Hi Nikita, On Tue, 13 May 2003, Nikita V. Borodikhin wrote:
Hello, all Dillo developers !
As mentioned in HTML 4.01 spec what should be done when html renderer cannot display a symbol is up to renderer. Current code renders all characters with code 0..255 but skip all the others silently. I prefer lynx/links approach to this problem. If they should display symbol which cannot be displayed properly in current locale they render ascii-only representation of this symbol, e.g. "α" -> "a", "Χ" -> "X", "∗" -> "*".
Included small patch does that for all entities mentioned in html.c and this table is much more compact than links' one and does not allow transliteration of foreign language as links does.
I believe that this patch is a temporary solution for this problem and when dillo migrates on GTK2 and this problem will be solved mush more reliable and elegant way by using standard symbol fonts via fontsets.

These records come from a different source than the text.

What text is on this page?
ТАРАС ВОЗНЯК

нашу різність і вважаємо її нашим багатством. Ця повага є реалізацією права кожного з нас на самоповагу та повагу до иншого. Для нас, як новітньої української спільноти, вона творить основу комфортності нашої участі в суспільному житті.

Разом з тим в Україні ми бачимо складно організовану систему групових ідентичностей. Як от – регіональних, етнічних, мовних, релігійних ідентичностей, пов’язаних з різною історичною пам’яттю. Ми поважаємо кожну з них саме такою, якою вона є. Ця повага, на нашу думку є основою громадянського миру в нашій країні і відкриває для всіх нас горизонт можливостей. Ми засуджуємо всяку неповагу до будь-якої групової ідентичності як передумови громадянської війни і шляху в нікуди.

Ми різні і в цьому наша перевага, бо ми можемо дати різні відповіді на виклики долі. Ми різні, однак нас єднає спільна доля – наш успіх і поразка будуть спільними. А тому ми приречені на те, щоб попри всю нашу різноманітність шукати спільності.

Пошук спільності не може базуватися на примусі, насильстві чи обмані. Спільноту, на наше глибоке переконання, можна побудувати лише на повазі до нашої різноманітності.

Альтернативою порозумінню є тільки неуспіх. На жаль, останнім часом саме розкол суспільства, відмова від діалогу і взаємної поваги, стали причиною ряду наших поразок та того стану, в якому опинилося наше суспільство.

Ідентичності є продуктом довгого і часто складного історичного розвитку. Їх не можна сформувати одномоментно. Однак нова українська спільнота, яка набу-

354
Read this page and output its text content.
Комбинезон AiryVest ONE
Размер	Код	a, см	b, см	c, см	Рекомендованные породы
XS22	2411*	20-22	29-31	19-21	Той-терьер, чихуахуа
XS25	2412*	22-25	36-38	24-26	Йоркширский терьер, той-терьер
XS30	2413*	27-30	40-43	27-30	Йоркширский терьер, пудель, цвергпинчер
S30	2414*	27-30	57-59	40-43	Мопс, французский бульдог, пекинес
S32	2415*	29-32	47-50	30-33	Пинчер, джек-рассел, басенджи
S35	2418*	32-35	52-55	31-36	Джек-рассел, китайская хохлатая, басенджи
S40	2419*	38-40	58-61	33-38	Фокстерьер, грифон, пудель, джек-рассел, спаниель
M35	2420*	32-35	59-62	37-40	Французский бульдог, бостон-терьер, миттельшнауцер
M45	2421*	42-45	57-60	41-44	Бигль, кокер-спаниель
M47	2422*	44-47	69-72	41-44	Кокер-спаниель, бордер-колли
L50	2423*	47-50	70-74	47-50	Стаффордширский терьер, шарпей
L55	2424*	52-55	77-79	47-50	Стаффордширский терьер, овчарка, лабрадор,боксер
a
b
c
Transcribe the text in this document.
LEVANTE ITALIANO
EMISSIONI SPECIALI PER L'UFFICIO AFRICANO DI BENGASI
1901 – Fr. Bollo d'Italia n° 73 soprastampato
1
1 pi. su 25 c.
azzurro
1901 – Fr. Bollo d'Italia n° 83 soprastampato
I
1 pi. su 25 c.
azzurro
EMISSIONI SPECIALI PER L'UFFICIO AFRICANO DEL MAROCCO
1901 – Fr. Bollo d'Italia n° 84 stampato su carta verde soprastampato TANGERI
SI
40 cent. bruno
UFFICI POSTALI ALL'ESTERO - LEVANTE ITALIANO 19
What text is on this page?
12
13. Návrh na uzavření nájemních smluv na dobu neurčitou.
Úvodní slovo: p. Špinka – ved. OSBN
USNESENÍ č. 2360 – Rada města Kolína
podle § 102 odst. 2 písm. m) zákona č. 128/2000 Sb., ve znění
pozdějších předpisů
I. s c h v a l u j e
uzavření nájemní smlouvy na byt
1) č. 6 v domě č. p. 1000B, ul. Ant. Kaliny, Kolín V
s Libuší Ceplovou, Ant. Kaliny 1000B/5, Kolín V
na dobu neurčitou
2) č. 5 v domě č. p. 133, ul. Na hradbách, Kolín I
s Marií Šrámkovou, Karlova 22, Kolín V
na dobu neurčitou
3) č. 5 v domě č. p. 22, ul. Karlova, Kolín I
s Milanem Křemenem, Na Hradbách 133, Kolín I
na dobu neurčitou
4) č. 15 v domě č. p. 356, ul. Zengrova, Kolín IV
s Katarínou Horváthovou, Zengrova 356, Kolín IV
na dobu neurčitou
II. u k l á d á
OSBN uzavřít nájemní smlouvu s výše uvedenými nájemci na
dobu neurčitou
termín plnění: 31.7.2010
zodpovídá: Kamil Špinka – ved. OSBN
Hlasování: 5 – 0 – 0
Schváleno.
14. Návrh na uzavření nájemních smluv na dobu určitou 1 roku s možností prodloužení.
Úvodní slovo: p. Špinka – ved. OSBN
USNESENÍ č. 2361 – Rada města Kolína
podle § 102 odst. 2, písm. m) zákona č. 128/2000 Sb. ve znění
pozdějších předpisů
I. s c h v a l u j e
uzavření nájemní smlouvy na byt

Yes, the plan is to handle them properly with GTK+2. Now, considering the current development plan, it'd be good to have an interim workaround. After reviewing the implementation in the patch, I'd prefer not to intermix it with the current (correct but incomplete) way of handling entities. For instance, defining another entities table that's to be used when the entity is not found in the current one is a good way to separate the workaround code! I'd like to add to this new table some important numeric character references (UTF-8) that are usually found in web pages these days. Things like: "—" "’" "“" "”" This could help our rendering while we get to GTK+2. Please let me know if you want to improve it this way! Cheers Jorge.- PS: With regard to "saving entered datas in forms", after some WEB research, I found it's somewhat obscure to know whether there's a way to do it the "standard way". Some sources like caching and some others hate it. As we know, caching form data can be a huge security threat. That mainly depends on what data is remembered and on the user's environment. For instance, some banks refuse to work with browsers that cache the pages (verifying browser signatures), with a view to protect their customers from eavesdropping (as it could happen when they make an operation and leave for a while to the bathroom; Any person in the same office can click a few Backs and read what was done and read the hand-typed camps). I'd appreciate some more research on this topic (certainly a time-comsuming task I can't work on now). To know what some serious browsers do, is a good starting point. One of our objectives is personal security and privacy, and it takes a lot of work.